Broken pay promise shows Tories cannot be trusted with NHS, says Ashworth

Elliot Chappell
© UK Parliament/Jessica Taylor

Jonathan Ashworth has declared that the failure of the government to deliver on its commitment in the long-term NHS plan to give staff in the health service a 2.1% pay rise shows that “you simply can’t trust the Tories with the NHS”.

Following an urgent question from Labour today, the Shadow Health Secretary told Conservative Helen Whately that the 1% pay rise proposed by her department represents a real-terms pay cut as it does not keep up with inflation.

“Why isn’t the Secretary of State to defend a Budget that puts up tax for hard-working families and cuts pay for hard-working nurses?” Ashworth asked the shadow health minister this afternoon in the House of Commons.

“The Secretary of State who has stood at that despatch box week after week, praising nurses. Waxing lyrical. Describing them as “heroes”, saying ‘they are the very best of us’. And now he is cutting nurses’ pay.”

The Shadow Health Secretary pointed out that Matt Hancock had brought forward his long-term plan for the NHS last year and that the government had committed to a 2.1% pay rise for the 1.4 million employees who work in the health service.

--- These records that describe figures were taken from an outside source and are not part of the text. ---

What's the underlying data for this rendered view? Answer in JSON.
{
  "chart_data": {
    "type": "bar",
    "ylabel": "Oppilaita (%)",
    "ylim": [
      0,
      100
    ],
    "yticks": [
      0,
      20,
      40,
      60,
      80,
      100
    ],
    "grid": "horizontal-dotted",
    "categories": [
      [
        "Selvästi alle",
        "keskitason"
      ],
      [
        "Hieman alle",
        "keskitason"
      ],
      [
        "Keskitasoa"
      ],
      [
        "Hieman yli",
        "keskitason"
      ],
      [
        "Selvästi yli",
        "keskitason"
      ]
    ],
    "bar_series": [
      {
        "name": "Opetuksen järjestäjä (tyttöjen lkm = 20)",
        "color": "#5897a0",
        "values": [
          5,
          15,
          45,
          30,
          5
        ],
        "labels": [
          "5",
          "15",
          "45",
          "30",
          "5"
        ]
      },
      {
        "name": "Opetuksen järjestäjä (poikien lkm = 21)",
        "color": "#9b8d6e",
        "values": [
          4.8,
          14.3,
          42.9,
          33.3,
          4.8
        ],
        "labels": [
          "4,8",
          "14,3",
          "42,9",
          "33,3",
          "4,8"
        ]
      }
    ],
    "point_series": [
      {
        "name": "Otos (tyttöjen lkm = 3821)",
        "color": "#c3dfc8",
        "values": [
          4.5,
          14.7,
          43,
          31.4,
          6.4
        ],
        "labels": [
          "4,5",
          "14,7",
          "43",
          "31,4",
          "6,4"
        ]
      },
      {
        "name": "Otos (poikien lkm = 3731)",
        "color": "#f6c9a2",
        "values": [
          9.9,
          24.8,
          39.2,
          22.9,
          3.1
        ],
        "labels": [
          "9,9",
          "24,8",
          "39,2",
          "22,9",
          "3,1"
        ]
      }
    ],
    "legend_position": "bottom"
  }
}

“That long-term plan was based on a 2.1% pay increase for all NHS staff,” Ashworth said. “Every Tory MP voted for it. The minister voted for it. And now every Tory MP is cutting nurses’ pay.”

He accused ministers of having decided unilaterally to cut real-terms pay for NHS workers and highlighted that the government has not committed to following the recommendations of the independent pay review body.

“Our NHS staff deserve so much better,” Ashworth told parliament. “If this government doesn’t deliver a pay rise, it shows once again that you simply can’t trust the Tories with the NHS.”

The pay review body, an advisory non-departmental public entity, reports to the government. It is responsible for making recommendations on pay for all NHS employees across England, Scotland, Wales and Northern Ireland.

Whately informed MPs this afternoon that the pay review body will look at a wide range of evidence before reporting back to the government but could only confirm that ministers would “look at their recommendations very carefully”.

The Department of Health and Social Care recommended a 1% pay rise for most NHS workers last week in its submission to the body. “Anything higher would require re-prioritisation,” the government document states.

Labour leader Keir Starmer has argued that “public sector workers should get a pay rise”, saying: “They have been keeping our country going throughout this pandemic and it’s absolutely wrong to freeze their pay at this time.”

Ashworth asked the minister why Rishi Sunak had not ‘levelled’ with nurses about the move to slash pay. “This is a pay cut he couldn’t even mention in the Budget speech and he tried to sneak out in the small print,” he concluded.

Labour has also accused the Tories of burying wider cuts in the Budget documents. They show that NHS England core resource spending, which includes Covid spending, is set to fall from £147.7bn this year to £139.1bn next year.

Tory MP and health and social care select committee chair Jeremy Hunt, a former Health Secretary, picked up on this point today, which had also been identified by the Office for Budget Responsibility after the statement from Sunak.

“An even bigger gap in last week’s Budget was identified by the OBR as a lack of funding from next year for annual Covid vaccinations, for test and trace, for long Covid and for millions of catch-up operations,” Hunt told the chamber.